Hey Dave, really enjoying your videos! Quick heads up - I accidentally misclicked the thumb down, I have of course thumbs-uped the video, but I got a message saying feedback would be shared with the creator, so I just wanted to make sure to let you know that if you get any notifications of a thumbs down, it is a false alarm! Keep up the awesome work, can't wait to see what you have coming next!
@@DaveAckley Oh shoot , I didn't even think about it from the political side.. I can see why trolls might be disliking it on purpose. Literally in my case I just misclicked and was thinking it would be the only downvote. Slava ukraini!

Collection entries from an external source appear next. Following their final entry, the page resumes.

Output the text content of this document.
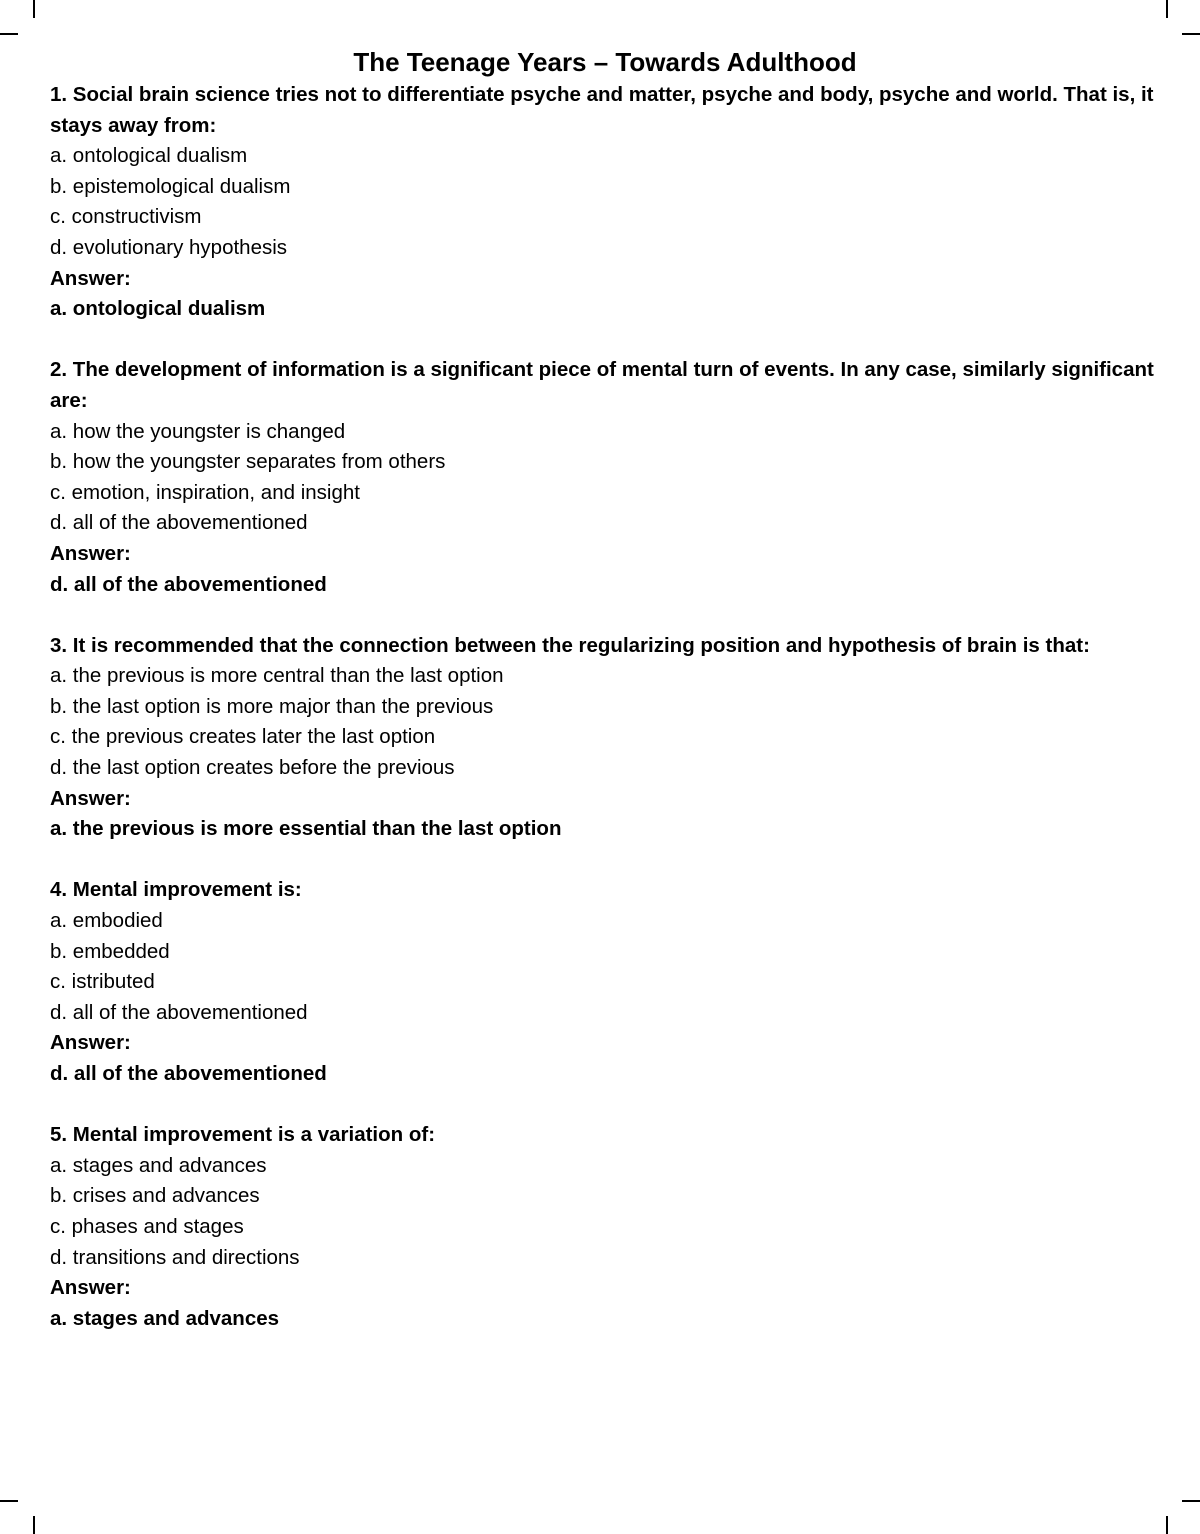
The Teenage Years – Towards Adulthood
1. Social brain science tries not to differentiate psyche and matter, psyche and body, psyche and world. That is, it stays away from:
a. ontological dualism
b. epistemological dualism
c. constructivism
d. evolutionary hypothesis
Answer:
a. ontological dualism
2. The development of information is a significant piece of mental turn of events. In any case, similarly significant are:
a. how the youngster is changed
b. how the youngster separates from others
c. emotion, inspiration, and insight
d. all of the abovementioned
Answer:
d. all of the abovementioned
3. It is recommended that the connection between the regularizing position and hypothesis of brain is that:
a. the previous is more central than the last option
b. the last option is more major than the previous
c. the previous creates later the last option
d. the last option creates before the previous
Answer:
a. the previous is more essential than the last option
4. Mental improvement is:
a. embodied
b. embedded
c. istributed
d. all of the abovementioned
Answer:
d. all of the abovementioned
5. Mental improvement is a variation of:
a. stages and advances
b. crises and advances
c. phases and stages
d. transitions and directions
Answer:
a. stages and advances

I’m a big fan of dynamic system regulation like this, but how exactly is this architecture going to work to do something more complicated like play a game? I’m not seeing the bridge from the first steps to running a program
For that ancient Java demo, I'm not now certain, but it wouldn't be that different than the current code at github.com/DaveAckley/ULAM/blob/develop/share/ulam/core/DReg.ulam There, per event, it's 1-in-1000 to create a new DReg if an empty site is chosen, 1-in-200 to create a new Res assuming a DReg was not created, 1-in-10 of destroying a DReg if an occupied site containing a DReg is chosen, and 1-in-100 of destroying anything if an occupied non-DReg site is chosen.
I can guarantee if you have every sequence possible , you will at least get it right, the problem is , most outcomes will be wrong if your looking specifically for something.